Keri blushed. "That hardly takes every moment of every day, father," he grumbled.

"He is correct," Aunt Väina broke in. "Let Keri help, brother. This hunt will begin close to home. If the trail leads far afield, then my son can pick up the hunt, and Keri can remain here with Rika. A child will come when the gods will it to be so. In the meanwhile, let our people see both our sons working together. It will give them confidence."

"Very well, Sister," Ilmari conceded, with a huff. "Inkeris will have command so long as this investigation is confined to our house’s lands. If an expedition must be sent out, then Sohvis will lead it. The two of you will work together, as it has ever been. You have our complete faith, but you will report to the council once each month on what you have found. Any cultists that you capture will be brought before us for questioning. Do you both understand your task?"

"Yes, Father," Keri said, and Sohvis echoed him.

"Good. Inkeris, remain with me a moment," Ilmari commanded.

"Come, Sohvis," Aunt Väina said, taking her son’s arm in her own. "I have a proposal for you from the House of Asuris, and there is a letter included from the young woman herself. Let me show it to you."

"I’ll look for you after," Keri told his cousin, and Sohvis nodded in agreement. His father took him by the elbow, and led him further down the stone paths. Steam rose to either side of them; at this time of day, there were few people bathing in the pools.

"I do not understand why anyone would turn to one of the dead gods," Keri said, once they were out of earshot. "No matter how desperate."

"I hope that you never have cause to say otherwise," Ilmari said. "You know that our numbers are shrinking."

"So they say," Keri said. "But I do not have your many years of perspective, Father."

"Is that a clever way of telling me that I’ve grown old?" Ilmari laughed. "Don’t I know it."

"It wasn’t quite what I meant," Keri said, with a smile. "But if that is the meaning you take..."

"How is your kwenim?" his father asked. "I’ve hardly seen Rika since the joining ceremony, but I suppose that is as it should be. The concerns of the world will crowd in soon enough; I suppose it has already begun. I wanted you both to have at least a little time with each other, to learn what it is to be joined."

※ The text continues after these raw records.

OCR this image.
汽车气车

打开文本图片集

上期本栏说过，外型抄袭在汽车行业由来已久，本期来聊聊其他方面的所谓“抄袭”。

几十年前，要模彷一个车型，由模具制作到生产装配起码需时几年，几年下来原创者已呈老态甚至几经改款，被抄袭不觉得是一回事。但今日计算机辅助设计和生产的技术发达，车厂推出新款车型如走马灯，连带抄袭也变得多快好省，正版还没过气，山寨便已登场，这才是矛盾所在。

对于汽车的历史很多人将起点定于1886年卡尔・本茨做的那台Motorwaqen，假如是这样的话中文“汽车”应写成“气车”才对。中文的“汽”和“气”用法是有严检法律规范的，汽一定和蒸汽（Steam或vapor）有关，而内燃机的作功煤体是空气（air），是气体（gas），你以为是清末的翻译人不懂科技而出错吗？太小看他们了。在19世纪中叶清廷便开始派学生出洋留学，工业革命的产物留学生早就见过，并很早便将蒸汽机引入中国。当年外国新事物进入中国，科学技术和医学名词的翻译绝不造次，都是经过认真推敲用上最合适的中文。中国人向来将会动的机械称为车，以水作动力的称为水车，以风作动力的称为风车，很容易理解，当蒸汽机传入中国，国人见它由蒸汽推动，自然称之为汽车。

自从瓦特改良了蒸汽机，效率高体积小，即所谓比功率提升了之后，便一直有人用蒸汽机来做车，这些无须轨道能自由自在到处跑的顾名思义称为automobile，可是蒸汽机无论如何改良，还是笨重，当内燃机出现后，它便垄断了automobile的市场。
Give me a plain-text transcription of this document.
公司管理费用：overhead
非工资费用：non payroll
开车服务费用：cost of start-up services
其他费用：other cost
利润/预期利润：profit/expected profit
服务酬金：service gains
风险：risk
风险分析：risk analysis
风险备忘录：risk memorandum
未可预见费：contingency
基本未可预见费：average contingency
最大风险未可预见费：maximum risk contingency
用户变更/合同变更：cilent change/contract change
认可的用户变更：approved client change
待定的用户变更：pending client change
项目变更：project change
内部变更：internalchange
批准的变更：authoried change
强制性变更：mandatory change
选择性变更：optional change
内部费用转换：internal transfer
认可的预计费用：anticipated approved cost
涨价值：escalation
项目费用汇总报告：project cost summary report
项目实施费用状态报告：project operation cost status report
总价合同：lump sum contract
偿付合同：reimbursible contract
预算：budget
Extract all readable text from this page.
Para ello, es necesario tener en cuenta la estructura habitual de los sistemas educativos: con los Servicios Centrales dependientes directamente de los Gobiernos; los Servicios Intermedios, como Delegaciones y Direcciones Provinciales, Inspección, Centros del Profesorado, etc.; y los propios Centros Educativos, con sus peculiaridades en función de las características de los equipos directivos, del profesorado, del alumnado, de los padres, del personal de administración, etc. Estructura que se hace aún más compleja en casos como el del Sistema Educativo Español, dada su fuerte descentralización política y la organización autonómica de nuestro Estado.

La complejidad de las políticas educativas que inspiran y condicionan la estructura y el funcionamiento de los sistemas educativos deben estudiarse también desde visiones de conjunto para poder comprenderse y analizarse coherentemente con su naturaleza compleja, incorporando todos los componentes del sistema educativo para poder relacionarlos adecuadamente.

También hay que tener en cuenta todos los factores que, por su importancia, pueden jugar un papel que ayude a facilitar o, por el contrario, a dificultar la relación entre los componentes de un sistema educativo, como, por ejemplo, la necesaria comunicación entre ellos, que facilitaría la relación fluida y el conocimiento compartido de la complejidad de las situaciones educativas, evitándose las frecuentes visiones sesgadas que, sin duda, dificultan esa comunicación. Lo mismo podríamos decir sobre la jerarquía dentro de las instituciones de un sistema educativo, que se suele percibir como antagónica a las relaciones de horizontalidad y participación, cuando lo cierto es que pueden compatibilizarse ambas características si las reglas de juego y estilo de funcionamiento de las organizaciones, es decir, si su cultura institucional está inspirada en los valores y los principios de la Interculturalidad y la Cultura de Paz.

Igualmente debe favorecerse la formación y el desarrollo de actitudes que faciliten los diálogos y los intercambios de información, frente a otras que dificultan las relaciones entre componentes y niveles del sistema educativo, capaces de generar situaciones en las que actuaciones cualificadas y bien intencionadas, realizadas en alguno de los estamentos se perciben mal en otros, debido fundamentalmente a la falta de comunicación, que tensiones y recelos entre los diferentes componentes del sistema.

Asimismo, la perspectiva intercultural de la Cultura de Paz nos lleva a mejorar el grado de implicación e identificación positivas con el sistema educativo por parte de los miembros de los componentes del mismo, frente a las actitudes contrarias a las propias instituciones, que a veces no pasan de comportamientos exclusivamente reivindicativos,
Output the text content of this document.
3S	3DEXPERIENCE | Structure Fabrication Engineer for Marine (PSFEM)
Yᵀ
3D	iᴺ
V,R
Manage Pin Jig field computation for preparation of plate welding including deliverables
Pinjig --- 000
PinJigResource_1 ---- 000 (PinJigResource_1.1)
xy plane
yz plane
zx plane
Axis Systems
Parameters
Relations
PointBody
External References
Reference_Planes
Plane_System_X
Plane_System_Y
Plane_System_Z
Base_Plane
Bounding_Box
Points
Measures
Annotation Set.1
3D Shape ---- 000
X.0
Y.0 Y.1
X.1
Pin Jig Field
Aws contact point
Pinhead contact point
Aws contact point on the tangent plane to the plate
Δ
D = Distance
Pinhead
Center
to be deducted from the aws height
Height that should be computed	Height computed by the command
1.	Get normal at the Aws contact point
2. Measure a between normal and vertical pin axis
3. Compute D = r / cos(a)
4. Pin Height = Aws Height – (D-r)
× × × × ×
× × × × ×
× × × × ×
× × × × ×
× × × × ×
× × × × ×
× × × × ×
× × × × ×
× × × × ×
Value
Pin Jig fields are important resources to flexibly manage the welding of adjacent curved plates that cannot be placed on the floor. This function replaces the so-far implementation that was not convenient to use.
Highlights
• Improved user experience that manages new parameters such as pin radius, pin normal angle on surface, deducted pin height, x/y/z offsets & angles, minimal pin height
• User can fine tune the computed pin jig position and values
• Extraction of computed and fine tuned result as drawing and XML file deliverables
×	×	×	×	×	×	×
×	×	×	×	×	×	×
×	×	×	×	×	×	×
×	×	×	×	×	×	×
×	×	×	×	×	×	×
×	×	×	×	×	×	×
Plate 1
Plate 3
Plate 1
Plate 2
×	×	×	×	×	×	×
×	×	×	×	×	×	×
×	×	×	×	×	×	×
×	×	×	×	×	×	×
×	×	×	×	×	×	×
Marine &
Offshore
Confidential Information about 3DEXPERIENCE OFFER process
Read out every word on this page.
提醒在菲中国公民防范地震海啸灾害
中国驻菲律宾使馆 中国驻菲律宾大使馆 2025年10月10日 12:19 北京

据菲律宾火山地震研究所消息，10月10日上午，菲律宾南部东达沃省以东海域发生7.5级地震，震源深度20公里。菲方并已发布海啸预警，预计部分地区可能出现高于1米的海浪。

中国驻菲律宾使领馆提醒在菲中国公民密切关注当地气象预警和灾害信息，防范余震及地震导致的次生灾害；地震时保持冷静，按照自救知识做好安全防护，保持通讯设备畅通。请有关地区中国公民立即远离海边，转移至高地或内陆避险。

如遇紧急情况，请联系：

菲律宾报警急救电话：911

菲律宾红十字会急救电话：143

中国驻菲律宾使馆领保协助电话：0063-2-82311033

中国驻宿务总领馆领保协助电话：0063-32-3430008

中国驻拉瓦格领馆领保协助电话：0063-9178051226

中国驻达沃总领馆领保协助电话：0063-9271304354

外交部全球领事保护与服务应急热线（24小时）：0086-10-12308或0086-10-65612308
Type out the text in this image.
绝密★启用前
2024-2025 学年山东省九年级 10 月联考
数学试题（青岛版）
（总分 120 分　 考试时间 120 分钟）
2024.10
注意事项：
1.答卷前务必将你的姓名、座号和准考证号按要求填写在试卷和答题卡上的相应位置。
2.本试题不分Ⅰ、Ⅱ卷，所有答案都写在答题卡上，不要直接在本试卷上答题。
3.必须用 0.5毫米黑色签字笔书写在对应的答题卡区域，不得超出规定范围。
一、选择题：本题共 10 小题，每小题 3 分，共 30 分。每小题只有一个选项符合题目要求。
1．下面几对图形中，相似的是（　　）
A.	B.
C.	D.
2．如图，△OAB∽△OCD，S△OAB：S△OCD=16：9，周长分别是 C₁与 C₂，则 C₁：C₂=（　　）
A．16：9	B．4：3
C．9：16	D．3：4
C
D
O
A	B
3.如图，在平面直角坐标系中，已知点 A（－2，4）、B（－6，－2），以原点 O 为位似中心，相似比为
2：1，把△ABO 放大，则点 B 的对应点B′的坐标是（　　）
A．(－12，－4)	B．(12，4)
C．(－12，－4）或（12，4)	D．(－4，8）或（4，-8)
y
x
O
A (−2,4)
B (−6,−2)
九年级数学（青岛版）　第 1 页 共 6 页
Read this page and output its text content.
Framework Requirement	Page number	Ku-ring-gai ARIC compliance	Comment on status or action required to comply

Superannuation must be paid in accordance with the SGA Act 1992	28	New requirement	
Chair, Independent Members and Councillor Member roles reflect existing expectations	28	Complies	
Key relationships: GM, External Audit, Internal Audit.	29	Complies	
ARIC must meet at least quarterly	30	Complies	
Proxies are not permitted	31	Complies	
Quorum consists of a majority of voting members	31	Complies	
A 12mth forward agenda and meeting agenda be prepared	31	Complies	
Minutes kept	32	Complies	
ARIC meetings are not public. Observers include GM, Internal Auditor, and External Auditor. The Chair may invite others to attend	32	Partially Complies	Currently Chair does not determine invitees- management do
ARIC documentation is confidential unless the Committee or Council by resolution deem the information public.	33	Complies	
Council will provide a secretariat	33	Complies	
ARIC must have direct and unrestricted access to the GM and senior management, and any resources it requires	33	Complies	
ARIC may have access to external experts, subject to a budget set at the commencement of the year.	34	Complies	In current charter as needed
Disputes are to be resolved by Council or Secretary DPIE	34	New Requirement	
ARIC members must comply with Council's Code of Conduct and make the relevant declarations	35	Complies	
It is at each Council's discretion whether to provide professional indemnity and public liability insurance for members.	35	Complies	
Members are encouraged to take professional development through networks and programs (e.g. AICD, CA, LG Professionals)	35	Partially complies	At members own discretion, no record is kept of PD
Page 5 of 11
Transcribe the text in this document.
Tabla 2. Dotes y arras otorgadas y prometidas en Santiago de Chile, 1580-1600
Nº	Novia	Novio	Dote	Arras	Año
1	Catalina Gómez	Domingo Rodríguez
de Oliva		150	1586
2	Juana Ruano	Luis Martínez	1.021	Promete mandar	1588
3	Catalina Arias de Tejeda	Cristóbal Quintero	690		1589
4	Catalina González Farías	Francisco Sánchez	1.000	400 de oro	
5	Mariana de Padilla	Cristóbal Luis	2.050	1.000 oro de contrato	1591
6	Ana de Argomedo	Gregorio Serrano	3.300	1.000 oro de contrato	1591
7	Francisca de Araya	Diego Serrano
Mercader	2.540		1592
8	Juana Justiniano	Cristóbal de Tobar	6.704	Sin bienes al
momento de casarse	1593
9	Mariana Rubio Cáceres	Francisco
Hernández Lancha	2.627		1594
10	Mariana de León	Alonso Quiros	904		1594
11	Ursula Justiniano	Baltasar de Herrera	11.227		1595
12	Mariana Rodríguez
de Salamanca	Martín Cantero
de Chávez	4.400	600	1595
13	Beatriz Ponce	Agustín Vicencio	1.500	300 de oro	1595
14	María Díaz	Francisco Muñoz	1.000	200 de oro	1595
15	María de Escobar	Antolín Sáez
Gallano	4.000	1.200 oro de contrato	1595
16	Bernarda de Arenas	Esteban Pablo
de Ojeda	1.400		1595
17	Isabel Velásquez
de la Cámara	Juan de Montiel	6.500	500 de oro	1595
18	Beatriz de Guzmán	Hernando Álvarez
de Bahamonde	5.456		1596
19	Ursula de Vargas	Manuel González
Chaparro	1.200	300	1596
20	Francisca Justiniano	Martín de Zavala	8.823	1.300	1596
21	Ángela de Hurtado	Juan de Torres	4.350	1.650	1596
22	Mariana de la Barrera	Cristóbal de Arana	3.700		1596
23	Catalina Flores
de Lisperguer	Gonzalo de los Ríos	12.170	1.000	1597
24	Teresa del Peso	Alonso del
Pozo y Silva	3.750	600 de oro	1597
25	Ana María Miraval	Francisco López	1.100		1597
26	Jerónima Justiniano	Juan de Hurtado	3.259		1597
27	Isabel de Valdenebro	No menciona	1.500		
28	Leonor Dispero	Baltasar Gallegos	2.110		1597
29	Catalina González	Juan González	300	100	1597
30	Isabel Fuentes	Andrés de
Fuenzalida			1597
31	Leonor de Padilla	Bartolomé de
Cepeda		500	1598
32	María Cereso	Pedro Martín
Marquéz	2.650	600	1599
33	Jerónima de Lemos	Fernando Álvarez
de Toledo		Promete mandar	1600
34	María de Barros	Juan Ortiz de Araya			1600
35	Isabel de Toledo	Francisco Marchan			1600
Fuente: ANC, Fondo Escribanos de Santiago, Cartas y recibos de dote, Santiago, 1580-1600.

"She is well," Keri said. "Though I think we are both starting to get a little restless. I know she spent yesterday afternoon making notes for a new interpretation of the sword dance."

"That will be good, when she is ready," Ilmari said. "A performance will give our people something to speak about other than this nasty business. The truth is, my son, that our creators never designed us to outlast them. We were shaped for their convenience, not to be our own people. And they never needed as many of us as they needed our younger siblings. There is a reason we sometimes call them fireflies."

"Kenthäoria," Keri said. "The field slaves. They call themselves humans."

"Yes," Ilmari agreed. "In their case, numbers were a good thing. They died in the mines, they died fishing at sea, they broke their backs in the fields. There was always a need for more to replace those who were lost, and so they were designed to be fertile. That was never our purpose. I have come to believe the only thing that has carried us this far is the Vædic blood, and that runs more thin with each successive generation. Which is why," he finished, "matching you with your cousin was so important."

"I know this, Father," Keri said.

"Bælris was my grandfather," Ilmari said. "Though I never knew him. One quarter of the blood in my veins is Vædic. For you and Rika, that proportion is only one eighth. By matching the two of you, at least the blood will not dwindle any further. My days have grown late, my son. Let me know that our house will last, before I pass from this world."

"We will, Father," Keri assured him. "You don’t need to worry. You have plenty of time left, and when you are done I will take your place."

Ilmari ka Väinis put one arm around his son’s shoulders. "You’re a good son," he said, after a moment. "Alright, then. I entrust this to you. Hunt down this cult. Find them all. Dig them out of whatever dark holes they’ve dug for themselves, Inkeris, and shine the light of Bælris on them. Burn every trace of this darkness away."